I often wander about the fields in the pouring rain, and feeling like a prisoner. What keeps me here? what lures me hence?
I lead the life of a prisoner, confined by walls and iron gratings formed by my own will.
I endure all the pain of exile!
I live in a state of torpor. Why must I wait for death?
It often seems to me as if I were lying at the edge of a precipice, and yet cannot awake and rise.
Whither should I go?
The thought sometimes flashes across the desert waste that fills my soul, and drags me along, like a powerless rider mounted on some enchanted steed: "You know nothing of the world you have left behind you: those who are about you conceal what knowledge they may possess, and you dare not ask."
How would it be if the queen were dead, and he who once loved you and whom you loved in return--ah, so deeply!--were doubly alone and forsaken, and grieving because of thee? Let him have but the faintest token that you are still alive, and he will come for you, and, mounted on a white palfrey, you shall again enter the palace as queen. All will be expiated, all will be forgiven. You will be a friend to the people.
You know them, for you have lived and suffered with them--This thought often seizes me and envelops me, as it were, in an enchanted net. I cannot rid myself of it, and I seem to hear voices and trumpet tones, calling me hence. I have not yet quieted the wild brood that dwells in my soul.
Mysterious demons slumber within our souls. At the faintest call, they raise their heads and crawl from their hiding-place. They have cunning eyes and can readily change their shapes. They can appear as virtues, and, borrowing priestly robes, can speak the language of sympathy: "Have pity on yourself and others." They make a show of their power and love of action, and say: "You can bestow happiness on one and on many.
You can do great and good service to one and to the mult.i.tude."
I annihilated them.
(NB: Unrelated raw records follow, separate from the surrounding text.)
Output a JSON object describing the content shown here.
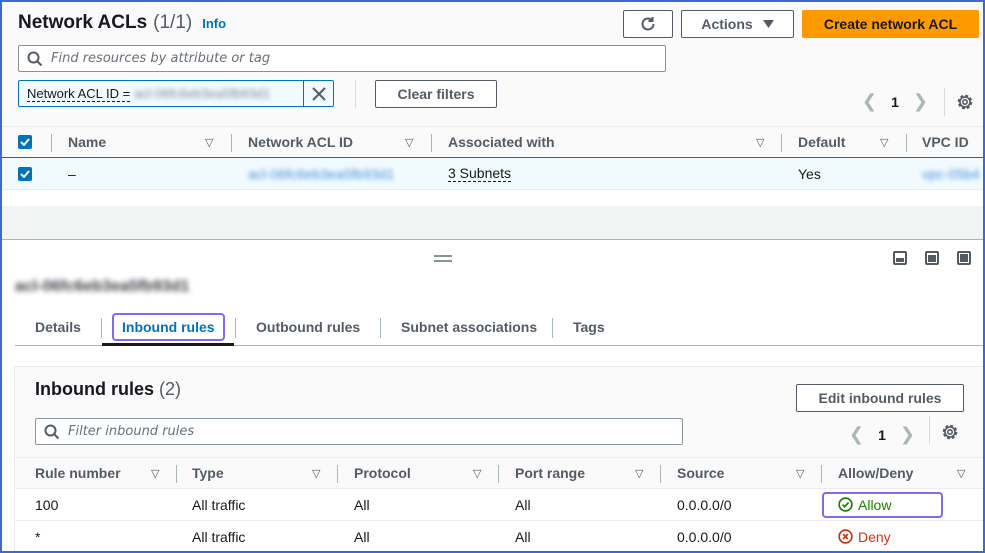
{
  "header": {
    "title": "Network ACLs",
    "count": "(1/1)",
    "info": "Info",
    "refresh_icon": "refresh-icon",
    "actions_label": "Actions",
    "create_label": "Create network ACL"
  },
  "search": {
    "placeholder": "Find resources by attribute or tag"
  },
  "filter_token": {
    "key": "Network ACL ID =",
    "value": "acl-06fc6eb3ea5fb93d1"
  },
  "clear_filters_label": "Clear filters",
  "pagination_top": {
    "page": "1"
  },
  "acl_table": {
    "columns": [
      "Name",
      "Network ACL ID",
      "Associated with",
      "Default",
      "VPC ID"
    ],
    "rows": [
      {
        "selected": true,
        "name": "–",
        "acl_id": "acl-06fc6eb3ea5fb93d1",
        "associated_with": "3 Subnets",
        "default": "Yes",
        "vpc_id": "vpc-05b4"
      }
    ]
  },
  "details": {
    "resource_id": "acl-06fc6eb3ea5fb93d1",
    "tabs": [
      {
        "label": "Details",
        "active": false
      },
      {
        "label": "Inbound rules",
        "active": true
      },
      {
        "label": "Outbound rules",
        "active": false
      },
      {
        "label": "Subnet associations",
        "active": false
      },
      {
        "label": "Tags",
        "active": false
      }
    ]
  },
  "inbound": {
    "title": "Inbound rules",
    "count": "(2)",
    "edit_label": "Edit inbound rules",
    "filter_placeholder": "Filter inbound rules",
    "page": "1",
    "columns": [
      "Rule number",
      "Type",
      "Protocol",
      "Port range",
      "Source",
      "Allow/Deny"
    ],
    "rows": [
      {
        "rule_number": "100",
        "type": "All traffic",
        "protocol": "All",
        "port_range": "All",
        "source": "0.0.0.0/0",
        "action": "Allow"
      },
      {
        "rule_number": "*",
        "type": "All traffic",
        "protocol": "All",
        "port_range": "All",
        "source": "0.0.0.0/0",
        "action": "Deny"
      }
    ]
  },
  "colors": {
    "primary_button": "#ff9900",
    "link": "#0073bb",
    "allow": "#1d8102",
    "deny": "#d13212",
    "focus_ring": "#7c6df0"
  }
}
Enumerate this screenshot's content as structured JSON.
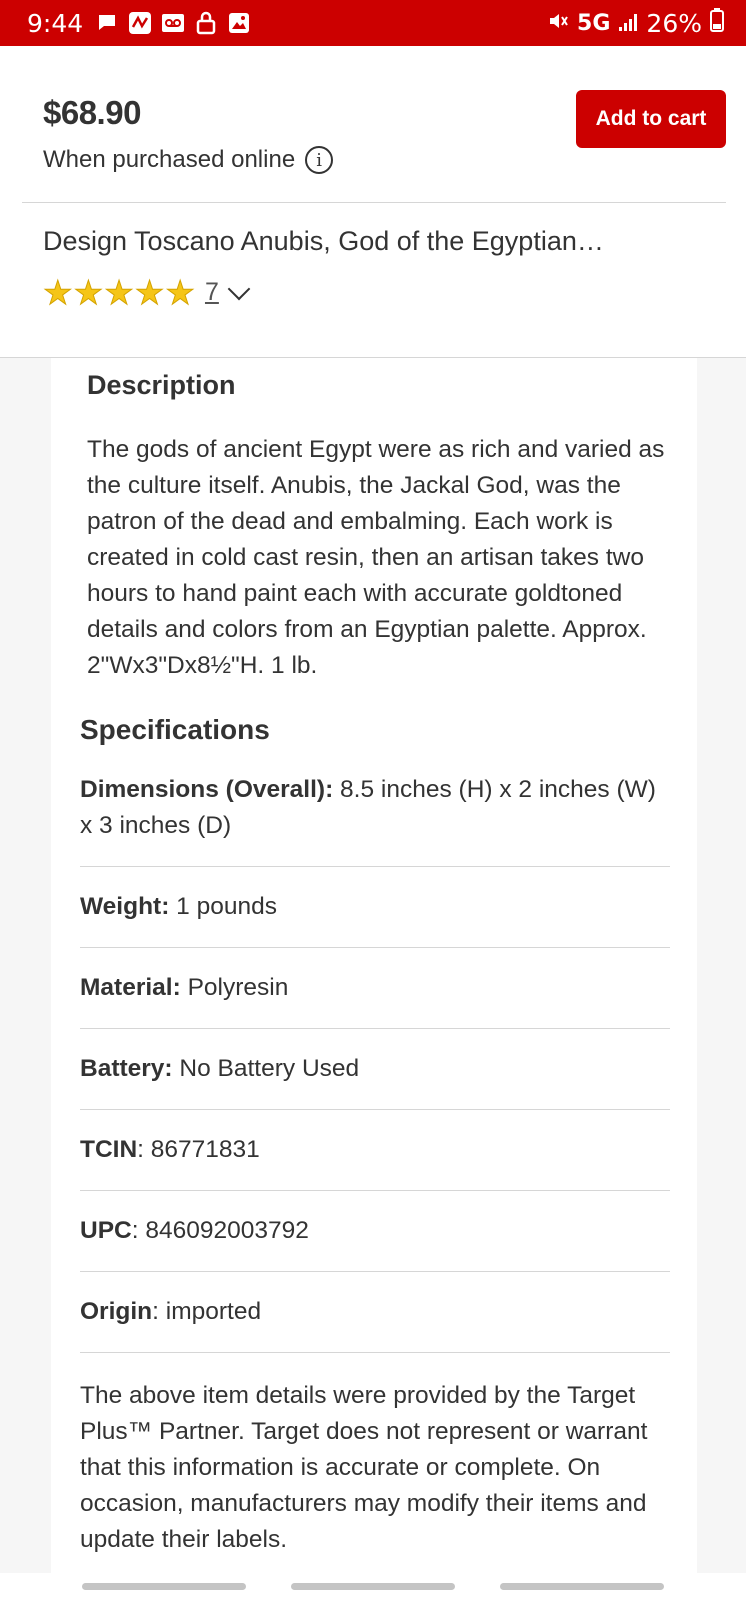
{
  "status_bar": {
    "time": "9:44",
    "network": "5G",
    "battery": "26%"
  },
  "header": {
    "price": "$68.90",
    "price_note": "When purchased online",
    "add_to_cart": "Add to cart",
    "title": "Design Toscano Anubis, God of the Egyptian…",
    "rating_value": 5,
    "review_count": "7"
  },
  "description": {
    "heading": "Description",
    "text": "The gods of ancient Egypt were as rich and varied as the culture itself. Anubis, the Jackal God, was the patron of the dead and embalming. Each work is created in cold cast resin, then an artisan takes two hours to hand paint each with accurate goldtoned details and colors from an Egyptian palette. Approx. 2\"Wx3\"Dx8½\"H. 1 lb."
  },
  "specifications": {
    "heading": "Specifications",
    "items": [
      {
        "label": "Dimensions (Overall):",
        "value": " 8.5 inches (H) x 2 inches (W) x 3 inches (D)"
      },
      {
        "label": "Weight:",
        "value": " 1 pounds"
      },
      {
        "label": "Material:",
        "value": " Polyresin"
      },
      {
        "label": "Battery:",
        "value": " No Battery Used"
      },
      {
        "label": "TCIN",
        "value": ": 86771831"
      },
      {
        "label": "UPC",
        "value": ": 846092003792"
      },
      {
        "label": "Origin",
        "value": ": imported"
      }
    ]
  },
  "disclaimer": "The above item details were provided by the Target Plus™ Partner. Target does not represent or warrant that this information is accurate or complete. On occasion, manufacturers may modify their items and update their labels.",
  "colors": {
    "brand_red": "#cc0000",
    "star": "#f5c518"
  }
}
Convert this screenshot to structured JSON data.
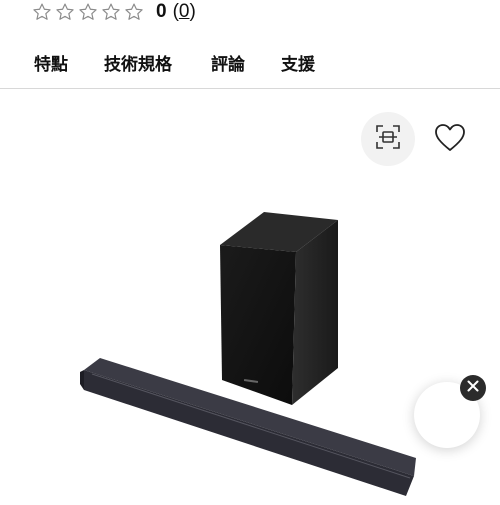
{
  "rating": {
    "stars_filled": 0,
    "stars_total": 5,
    "value": "0",
    "count_open": "(",
    "count": "0",
    "count_close": ")"
  },
  "tabs": [
    "特點",
    "技術規格",
    "評論",
    "支援"
  ],
  "icons": {
    "star": "star-outline-icon",
    "scan": "scan-icon",
    "wishlist": "heart-icon",
    "close": "close-icon"
  },
  "colors": {
    "star_outline": "#8a8a8a",
    "tab_divider": "#d8d8d8",
    "scan_button_bg": "#f2f2f2",
    "close_badge_bg": "#2b2b2b"
  }
}
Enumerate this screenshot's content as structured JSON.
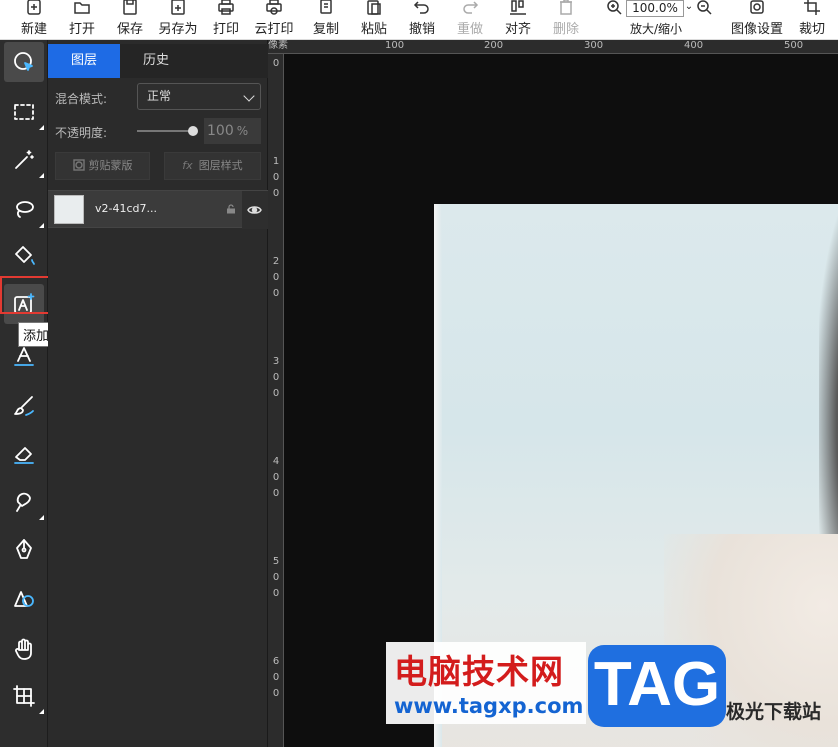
{
  "toolbar": {
    "new": "新建",
    "open": "打开",
    "save": "保存",
    "save_as": "另存为",
    "print": "打印",
    "cloud_print": "云打印",
    "copy": "复制",
    "paste": "粘贴",
    "undo": "撤销",
    "redo": "重做",
    "align": "对齐",
    "delete": "删除",
    "zoom_value": "100.0%",
    "zoom_label": "放大/缩小",
    "image_settings": "图像设置",
    "crop": "裁切"
  },
  "tooltip": {
    "text": "添加文字(Ｔ)"
  },
  "panel": {
    "tabs": [
      "图层",
      "历史"
    ],
    "blend_label": "混合模式:",
    "blend_value": "正常",
    "opacity_label": "不透明度:",
    "opacity_value": "100",
    "opacity_unit": "%",
    "opacity_percent": 100,
    "clip_mask": "剪贴蒙版",
    "layer_style": "图层样式",
    "layer_name": "v2-41cd7..."
  },
  "ruler": {
    "unit": "像素",
    "top_ticks": [
      "100",
      "200",
      "300",
      "400",
      "500"
    ],
    "left_ticks": [
      "0",
      "1\n0\n0",
      "2\n0\n0",
      "3\n0\n0",
      "4\n0\n0",
      "5\n0\n0",
      "6\n0\n0"
    ]
  },
  "watermark": {
    "title": "电脑技术网",
    "url": "www.tagxp.com",
    "tag": "TAG",
    "aside": "极光下载站"
  },
  "colors": {
    "accent": "#1e6be5",
    "highlight": "#e23a32",
    "tag_blue": "#1f6fe0"
  }
}
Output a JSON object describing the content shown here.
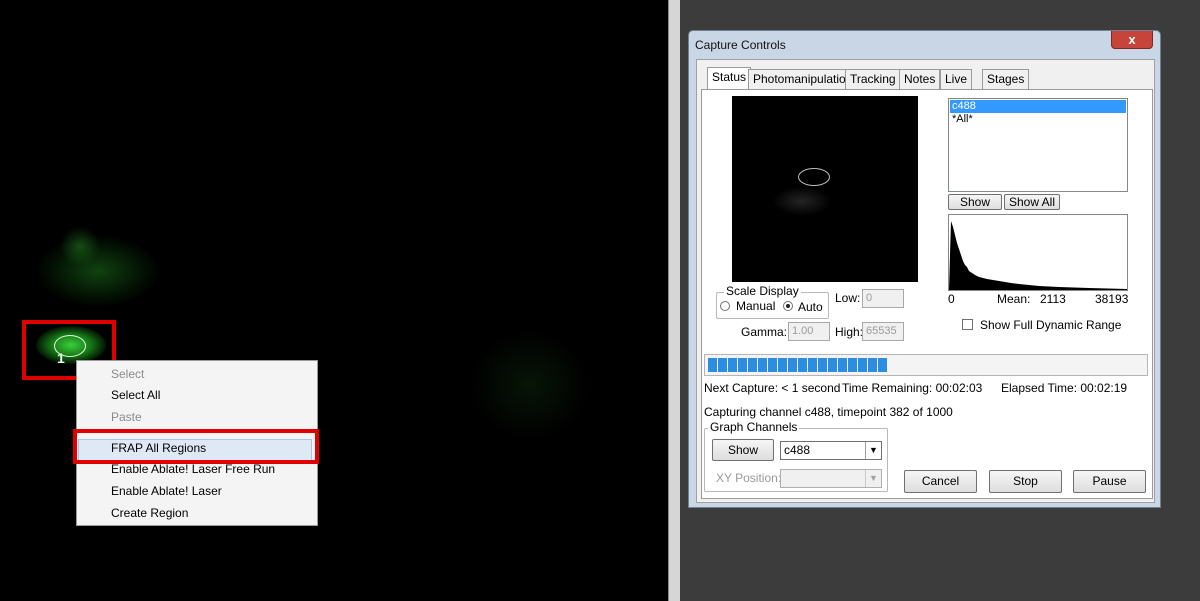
{
  "context_menu": {
    "items": [
      {
        "label": "Select",
        "disabled": true
      },
      {
        "label": "Select All",
        "disabled": false
      },
      {
        "label": "Paste",
        "disabled": true
      },
      {
        "label": "FRAP All Regions",
        "disabled": false,
        "highlighted": true
      },
      {
        "label": "Enable Ablate! Laser Free Run",
        "disabled": false
      },
      {
        "label": "Enable Ablate! Laser",
        "disabled": false
      },
      {
        "label": "Create Region",
        "disabled": false
      }
    ]
  },
  "viewer": {
    "region_number": "1",
    "highlight_color": "#e00000",
    "cell_color": "#2fd12f"
  },
  "window": {
    "title": "Capture Controls",
    "close_glyph": "x",
    "tabs": [
      "Status",
      "Photomanipulation",
      "Tracking",
      "Notes",
      "Live",
      "Stages"
    ],
    "active_tab": "Status"
  },
  "status": {
    "channels": [
      "c488",
      "*All*"
    ],
    "selected_channel": "c488",
    "show_label": "Show",
    "show_all_label": "Show All",
    "histogram": {
      "min": "0",
      "mean_label": "Mean:",
      "mean": "2113",
      "max": "38193"
    },
    "show_full_dynamic_range_label": "Show Full Dynamic Range",
    "scale_display": {
      "title": "Scale Display",
      "manual_label": "Manual",
      "auto_label": "Auto",
      "selected": "Auto",
      "low_label": "Low:",
      "low_value": "0",
      "high_label": "High:",
      "high_value": "65535",
      "gamma_label": "Gamma:",
      "gamma_value": "1.00"
    },
    "progress": {
      "completed_fraction": 0.382,
      "segments_total": 46,
      "segments_filled": 18
    },
    "next_capture": "Next Capture: < 1 second",
    "time_remaining": "Time Remaining: 00:02:03",
    "elapsed_time": "Elapsed Time: 00:02:19",
    "capturing": "Capturing channel c488, timepoint 382 of 1000",
    "graph_channels": {
      "title": "Graph Channels",
      "show_label": "Show",
      "channel_value": "c488",
      "xy_position_label": "XY Position:"
    },
    "buttons": {
      "cancel": "Cancel",
      "stop": "Stop",
      "pause": "Pause"
    }
  },
  "colors": {
    "progress": "#2d8de0",
    "selection": "#3399ff",
    "window_frame": "#c9d6e6"
  }
}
I held the light up to their eyes, and they vanished.
Thou livest, queen! Friend whom I have so deeply injured, thou livest!
I do not ask, nor do I wish to know, whether thou art dead.
Thou livest, and my only wish is that thou mightst know of the life of repentance that I am now leading, and how little compa.s.sion I have for myself.
The Greek drama, "Prometheus Bound," occurs to me. Prometheus was the first anchorite. He was fettered from without; we fetter ourselves by vows or the rules of an order.
I am neither a Prometheus, nor a nun.
There is but one thing, which the outer world might afford me, that I still long for, and that is the music of a large orchestra.
Fortunately, I often hear it in my dreams. How strange! While sleeping, my soul plays on all instruments, and performs great orchestral works which I never entirely succeeded in committing to memory.
We lead a dual life after all.
Freedom and labor are the n.o.blest prerogatives of man. Solitude and industry const.i.tute my all in all.
Walpurga has never referred to the warning she once gave me. With a rude hand, she s.n.a.t.c.hed me from the edge of the precipice and, in return, I scolded and deceived her, while deceiving myself. She represses everything that might remind me of that scene.
To-day, Jochem confided to me the one grief that clouds his life: "They lead old oxen and cows to the slaughter-house," said he; "old horses and old dogs they shoot, and old men they feed to death--that's all the difference."
The dwelling-house on our farm has been neglected and is sadly in need of repair; but Hansei is not inclined to begin building at once.
"We must make shift with the old house," he says, "the work must be done first." And, besides this, he has a certain dread of what people may say. The house had been good enough for those who had been there before him--why shouldn't it be good enough for him?
Even the farmer, on his lonely estate, is not perfectly independent. He who cares for the opinion of others, must allow it to affect his actions.
These are the chains that make slaves of us all.
(March 1st.)--Joy and happiness have entered the house. New light has awakened in me, too, as if my life were something more than mere darkness. Walpurga has a boy. Hansei's happiness is complete, and he never mentions the boy except as "the young freeholder."
The christening is over. I felt sorry that I was unable to accompany them to church, but I could not.
I have laid the peasant's garb aside. It was in place while I was a fugitive, but now I have no further need of it. I wear dresses of simple calico, like those worn by many of the country people who employ themselves with housework. All that I have retained is my green hat, which I find quite useful, as it helps to hide my face.
I have laid aside many outer garments; how many inner ones must I still put off?
Fear and anxiety are gradually leaving me.
I have been at the village, and for the first time. The houses stand apart, on the mountain meadows. Viewed from above, they almost look like a scattered flock of sheep.
The rushing of the waters and the rustling of the forests sound so strangely at night, and yet the rushing and rustling are unceasing. How vain, how small is the child of man!
Oh, how delightful it is to be awakened by the song of the finch, and to find all nature refreshed by the invigorating morning air!
(April 19th.)--A heavy fog all day. The mist forms a veil which hides nature's death and awakening from view.